The next day, I went to the British Museum, always a trustworthy place to lose oneself among the living and the long-gone. Afterward, in a bookshop not far from the museum, I bought a copy of Letters to Monica, a selection of Philip Larkin’s letters to Monica Jones, spanning nearly forty years. As with Katherine Mansfield, whose world I had entered with the simple goal of distracting myself when I purchased her notebooks in a secondhand bookstore, I picked up the letters because Larkin and Jones were irrelevant at that moment.
I sat in the bookshop café until closing time. In an early note Larkin compares a scathing letter from Jones to a letter, “charitably left unposted,” from Mansfield to a young man named Frederick Goodyear.

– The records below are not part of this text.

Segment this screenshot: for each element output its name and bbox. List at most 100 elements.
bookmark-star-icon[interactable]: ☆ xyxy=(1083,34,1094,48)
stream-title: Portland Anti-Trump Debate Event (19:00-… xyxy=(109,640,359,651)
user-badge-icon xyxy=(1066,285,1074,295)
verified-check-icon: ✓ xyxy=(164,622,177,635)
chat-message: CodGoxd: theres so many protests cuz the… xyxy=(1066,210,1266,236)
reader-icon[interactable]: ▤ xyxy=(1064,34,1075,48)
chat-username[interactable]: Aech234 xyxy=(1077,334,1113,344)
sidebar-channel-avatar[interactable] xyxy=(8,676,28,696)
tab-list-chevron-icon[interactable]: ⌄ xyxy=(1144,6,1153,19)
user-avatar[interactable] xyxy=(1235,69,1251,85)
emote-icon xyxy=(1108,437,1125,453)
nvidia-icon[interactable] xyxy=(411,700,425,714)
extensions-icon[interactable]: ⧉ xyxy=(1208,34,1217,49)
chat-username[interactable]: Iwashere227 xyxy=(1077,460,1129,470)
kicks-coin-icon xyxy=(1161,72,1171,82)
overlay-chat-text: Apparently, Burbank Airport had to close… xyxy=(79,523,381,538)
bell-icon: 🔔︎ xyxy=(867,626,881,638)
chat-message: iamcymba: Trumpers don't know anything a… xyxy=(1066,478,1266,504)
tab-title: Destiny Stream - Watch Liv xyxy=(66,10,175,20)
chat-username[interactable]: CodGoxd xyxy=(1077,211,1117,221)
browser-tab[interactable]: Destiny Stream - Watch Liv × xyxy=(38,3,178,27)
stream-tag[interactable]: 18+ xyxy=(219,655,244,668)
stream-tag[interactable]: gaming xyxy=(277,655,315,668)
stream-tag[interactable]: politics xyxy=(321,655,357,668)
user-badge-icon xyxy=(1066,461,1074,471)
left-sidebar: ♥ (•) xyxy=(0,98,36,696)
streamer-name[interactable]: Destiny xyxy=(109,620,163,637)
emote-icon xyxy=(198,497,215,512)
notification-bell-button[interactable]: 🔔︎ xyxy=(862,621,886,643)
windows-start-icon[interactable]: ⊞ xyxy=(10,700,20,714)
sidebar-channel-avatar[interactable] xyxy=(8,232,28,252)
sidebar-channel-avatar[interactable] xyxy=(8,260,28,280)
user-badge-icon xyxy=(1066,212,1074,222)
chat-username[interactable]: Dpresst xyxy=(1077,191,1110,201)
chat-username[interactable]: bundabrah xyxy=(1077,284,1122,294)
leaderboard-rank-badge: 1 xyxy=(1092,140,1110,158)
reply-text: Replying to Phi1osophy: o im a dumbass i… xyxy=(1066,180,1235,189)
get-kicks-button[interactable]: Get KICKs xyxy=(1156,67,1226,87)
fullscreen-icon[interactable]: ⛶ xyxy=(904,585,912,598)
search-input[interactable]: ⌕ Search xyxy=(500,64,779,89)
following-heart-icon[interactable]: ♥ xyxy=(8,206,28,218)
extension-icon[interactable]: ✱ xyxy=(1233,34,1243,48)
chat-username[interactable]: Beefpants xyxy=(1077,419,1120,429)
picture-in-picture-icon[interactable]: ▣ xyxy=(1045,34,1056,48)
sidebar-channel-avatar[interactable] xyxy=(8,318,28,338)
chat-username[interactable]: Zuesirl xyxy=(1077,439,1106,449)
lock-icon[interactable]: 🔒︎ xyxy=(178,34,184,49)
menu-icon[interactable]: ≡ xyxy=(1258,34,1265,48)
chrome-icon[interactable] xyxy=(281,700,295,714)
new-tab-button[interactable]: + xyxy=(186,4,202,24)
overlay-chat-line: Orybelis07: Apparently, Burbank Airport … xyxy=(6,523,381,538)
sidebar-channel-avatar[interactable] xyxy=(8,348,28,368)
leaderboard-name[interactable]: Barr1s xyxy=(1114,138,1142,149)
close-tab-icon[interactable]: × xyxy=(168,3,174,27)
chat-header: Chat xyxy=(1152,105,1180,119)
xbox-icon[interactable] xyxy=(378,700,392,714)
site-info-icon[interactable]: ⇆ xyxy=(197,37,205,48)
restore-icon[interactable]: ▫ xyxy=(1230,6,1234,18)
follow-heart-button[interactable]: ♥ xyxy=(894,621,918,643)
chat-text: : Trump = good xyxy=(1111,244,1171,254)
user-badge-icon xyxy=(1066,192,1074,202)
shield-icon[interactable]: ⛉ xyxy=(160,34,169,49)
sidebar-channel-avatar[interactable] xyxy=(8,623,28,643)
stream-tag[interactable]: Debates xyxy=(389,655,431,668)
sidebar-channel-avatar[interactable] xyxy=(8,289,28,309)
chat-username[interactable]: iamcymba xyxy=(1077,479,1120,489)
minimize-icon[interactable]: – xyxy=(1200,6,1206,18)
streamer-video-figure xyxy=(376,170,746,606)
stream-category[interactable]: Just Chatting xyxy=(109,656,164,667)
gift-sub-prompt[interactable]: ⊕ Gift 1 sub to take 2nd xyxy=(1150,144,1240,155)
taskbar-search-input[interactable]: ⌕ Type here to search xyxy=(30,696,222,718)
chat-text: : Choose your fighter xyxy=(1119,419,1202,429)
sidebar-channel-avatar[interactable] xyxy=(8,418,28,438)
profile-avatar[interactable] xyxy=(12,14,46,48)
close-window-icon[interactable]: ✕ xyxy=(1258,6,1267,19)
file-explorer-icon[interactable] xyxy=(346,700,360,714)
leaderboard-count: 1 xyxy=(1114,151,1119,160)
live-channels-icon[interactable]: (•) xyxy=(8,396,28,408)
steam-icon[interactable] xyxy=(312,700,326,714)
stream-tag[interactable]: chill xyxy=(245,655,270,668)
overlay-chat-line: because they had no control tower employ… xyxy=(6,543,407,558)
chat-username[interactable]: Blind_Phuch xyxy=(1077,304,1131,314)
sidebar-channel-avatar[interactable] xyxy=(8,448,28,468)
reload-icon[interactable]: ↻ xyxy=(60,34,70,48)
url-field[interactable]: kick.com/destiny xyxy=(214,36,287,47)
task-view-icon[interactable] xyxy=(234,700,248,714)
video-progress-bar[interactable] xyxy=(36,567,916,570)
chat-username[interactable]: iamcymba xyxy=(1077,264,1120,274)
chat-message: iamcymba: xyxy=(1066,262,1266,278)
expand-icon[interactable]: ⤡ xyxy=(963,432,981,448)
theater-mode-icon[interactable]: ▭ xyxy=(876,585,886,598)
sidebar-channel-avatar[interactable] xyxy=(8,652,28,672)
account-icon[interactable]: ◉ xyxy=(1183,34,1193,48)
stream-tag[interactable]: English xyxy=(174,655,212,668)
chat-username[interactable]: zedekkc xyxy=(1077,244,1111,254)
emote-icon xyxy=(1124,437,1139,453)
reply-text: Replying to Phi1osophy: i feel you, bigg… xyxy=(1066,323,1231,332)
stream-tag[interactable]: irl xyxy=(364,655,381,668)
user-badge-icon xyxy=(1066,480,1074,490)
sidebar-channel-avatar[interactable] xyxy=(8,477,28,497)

It starts with her telling Goodyear that he has misread her as a possible mistress, a few lines later lapses into an intimate and good-humored account of her day in a French villa, and ends with her request that he write again and signed, “With my ‘strictly relative’ love ‘K.M.’ ”
Mansfield’s letter would have been only a footnote to Larkin’s correspondence—one underlines them all the time, thinking of looking them up later yet rarely doing so—except for the odd coincidence that I had read a draft of it the day before in Mansfield’s journal. The language was so vehement that I had written in the margin, What’s going on?! (The letter is also in Mansfield’s Selected Letters, with no indication whether it was sent . Larkin’s belief that it was charitably unposted is appealing.)
Unsent letters carry a kind of cruelty. A letter is written as a space shared by two people; by not sending it, its writer claims the power to include and exclude the recipient simultaneously. Out of cowardice or control an act is performed in the name of caring or discretion. Unsent letters should never be written. But what difference is there between an unsent and an unwritten letter? The truth is already there. Self-imposed silence speaks, too, though not to communicate but to punish.
—
IN THE SAME letter to Jones, in order to prove that he is not trustworthy, Larkin states that, rather than “a favorable image” constructed by her, he is more like “Portia’s Eddie—or even Portia’s father.” Eddie and Portia and her father come from Elizabeth Bowen’s novel The Death of the Heart. The reference was startling. The novel I was considering abandoning had been written in conversation with Bowen’s novel. (One of the few fond memories about the ill-fated novel: I was in a basement in Los Angeles, talking with a radio interviewer, his eyes bloodshot from too much reading. I must ask this question before we go into the studio, he said, an old copy of The Death of the Heart in his hand; was this book on your mind when you wrote your novel? He was the only person to make the connection.)
But to call my novel a conversation with Bowen’s book is inaccurate, as the novel was an anticonversation, written in a kind of competition, a kind of antagonism, yet all the time entirely under the spell of The Death of the Heart. To articulate it demands honesty that I am almost unwilling to offer. Though evasion rarely leads to joy; there is, one must admit, a sense of joy if one can dissect something, oneself included, with precision. (In college and as a young scientist the tasks I had most enjoyed were the peripheral activities: to peel everything away and leave only the neural system intact in an insect; to harvest the bone marrow from a mouse’s femur until the bone became nearly transparent; to carefully flush out a mouse’s lungs. Perhaps my deficiency as a scientist, a lack of ultimate purpose, is why I love writing. Precision gives me more pleasure than the end result.)